The dehydrogenation of hydrocarbons, such as paraffins, to produce olefins is an endothermic reaction and requires the input of a considerable amount of heat. For thermodynamic reasons, it has to be effected at relatively high temperatures. However at high temperatures there is also the possibility of thermal cracking. As a result the temperatures that can be employed in practice are relatively limited and so high conversions to the desired olefins are not thermodynamically possible.
In the present invention a transhydrogenation process is employed to effect dehydrogenation of hydrocarbons to olefins. In a transhydrogenation process a hydrogen-donor, such as a paraffin, is catalytically dehydrogenated in the presence of a hydrogen-acceptor such as an unsaturated compound so that the latter is hydrogenated at the same time. In effect, although this may not be the actual reaction mechanism, hydrogen is transferred from the hydrogen-donor, producing an olefin, to the hydrogen-acceptor, hydrogenating the latter.
Transhydrogenation processes for the production of olefins have been described for example in U.S. Pat. No. 3,267,170 and U.S. Pat. No. 4,684,755 wherein a hydrogen-donor such as propane, n-butane, or 2-methylpropane, has been reacted over a catalyst with a mono-olefin such as ethene as a hydrogen-acceptor. In the reaction, the hydrogen-donor is dehydrogenated to the corresponding olefin while the hydrogen-acceptor is hydrogenated to the corresponding paraffin eg ethane. It is seen that there is no net production of olefin since for each mole of olefin produced from the paraffin, one olefin molecule is consumed as the hydrogen-acceptor. Indeed there may be a net reduction in the olefin content since the aforesaid U.S. Pat. No. 3,267,170 discloses that the hydrogen-donor may be dehydrogenated further, to the corresponding diene, and/or that a mixture of the paraffin and the corresponding olefin may be dehydrogenated, by reaction with the hydrogen-acceptor olefin, to give a mixture of the olefin and diene corresponding to the paraffin. For example, it is suggested that a mixture of butane and butene-1 or butene-2, may be reacted with ethene as the hydrogen-acceptor olefin to give a mixture of butene-1, butene-2, and butadiene-1,3.

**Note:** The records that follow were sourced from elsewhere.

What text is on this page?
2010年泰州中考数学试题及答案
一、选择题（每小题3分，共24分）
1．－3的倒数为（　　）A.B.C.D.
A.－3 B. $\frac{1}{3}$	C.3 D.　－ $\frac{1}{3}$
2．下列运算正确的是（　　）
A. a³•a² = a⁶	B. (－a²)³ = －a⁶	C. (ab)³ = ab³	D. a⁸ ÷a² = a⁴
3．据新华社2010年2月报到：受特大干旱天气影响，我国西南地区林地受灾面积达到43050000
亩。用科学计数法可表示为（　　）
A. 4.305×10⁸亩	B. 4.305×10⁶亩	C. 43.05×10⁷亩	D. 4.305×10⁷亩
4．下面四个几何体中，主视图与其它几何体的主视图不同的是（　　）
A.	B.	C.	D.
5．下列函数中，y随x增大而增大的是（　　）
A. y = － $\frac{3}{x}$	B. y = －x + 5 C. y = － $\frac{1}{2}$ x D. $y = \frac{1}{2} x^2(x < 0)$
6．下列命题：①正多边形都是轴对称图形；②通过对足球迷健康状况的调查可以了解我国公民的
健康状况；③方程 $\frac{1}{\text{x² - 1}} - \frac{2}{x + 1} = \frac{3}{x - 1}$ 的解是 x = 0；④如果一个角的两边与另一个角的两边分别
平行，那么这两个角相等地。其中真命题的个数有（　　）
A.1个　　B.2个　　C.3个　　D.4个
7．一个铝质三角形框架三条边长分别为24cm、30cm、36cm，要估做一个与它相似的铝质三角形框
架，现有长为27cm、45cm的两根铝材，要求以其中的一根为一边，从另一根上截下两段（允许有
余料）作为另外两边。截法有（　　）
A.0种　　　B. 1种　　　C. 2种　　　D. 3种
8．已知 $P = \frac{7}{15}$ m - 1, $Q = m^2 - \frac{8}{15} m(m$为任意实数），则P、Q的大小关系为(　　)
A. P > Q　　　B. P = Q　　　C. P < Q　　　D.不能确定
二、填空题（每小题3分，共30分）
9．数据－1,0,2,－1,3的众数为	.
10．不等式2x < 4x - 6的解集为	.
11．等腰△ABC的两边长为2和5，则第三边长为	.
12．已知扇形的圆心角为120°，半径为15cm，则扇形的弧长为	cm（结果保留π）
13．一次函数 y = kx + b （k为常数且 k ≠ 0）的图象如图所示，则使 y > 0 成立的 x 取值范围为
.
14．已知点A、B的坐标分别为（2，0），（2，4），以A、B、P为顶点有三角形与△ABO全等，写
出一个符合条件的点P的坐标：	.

We have now discovered that that type of process may be used to give a net production of olefins by using a more highly unsaturated compound, such as a diene or acetylene, as the hydrogen-acceptor in place of the mono-olefin hydrogen-acceptors heretofore employed.
The use of more unsaturated hydrocarbons than mono-olefins as hydrogen acceptors has been described in GB-A-1046780 where it was proposed to produce cycloalkenes by the selective hydrogenation of a more highly unsaturated cycloalkene, such as cyclododeca-1:5:9-triene or cycloocta-1:5-diene, by contacting that cycloalkene with a compound having an ethylenically unsaturated hydrocarbon ring containing six carbon atoms, eg cyclohexene, as the hydrogen-donor.
As will be described hereinafter, in the present invention the hydrogen-acceptor preferably contains 3 to 5 carbon atoms, and is particularly propyne, propadiene, butadiene-1,3,2-methylbutadiene-1,3, cyclopentadiene, and/or pentadiene-1,3.
A process wherein a feedstock stream containing 2-methylpropane and n-butane, mixed with a recycle stream containing a small amount of butadiene, is reacted over a dehydrogenation catalyst to produce a mixture of butanes, butenes and butadiene is described in EP-A-166359: a butadiene-containing stream separated from the product stream is used as the aforesaid recycle stream. In this process, the amount of butadiene added to the fresh feedstock via the recycle stream is relatively small so that the amount of butadiene hydrogenation occurring is small in relation to the amount of dehydrogenation of the butanes taking place.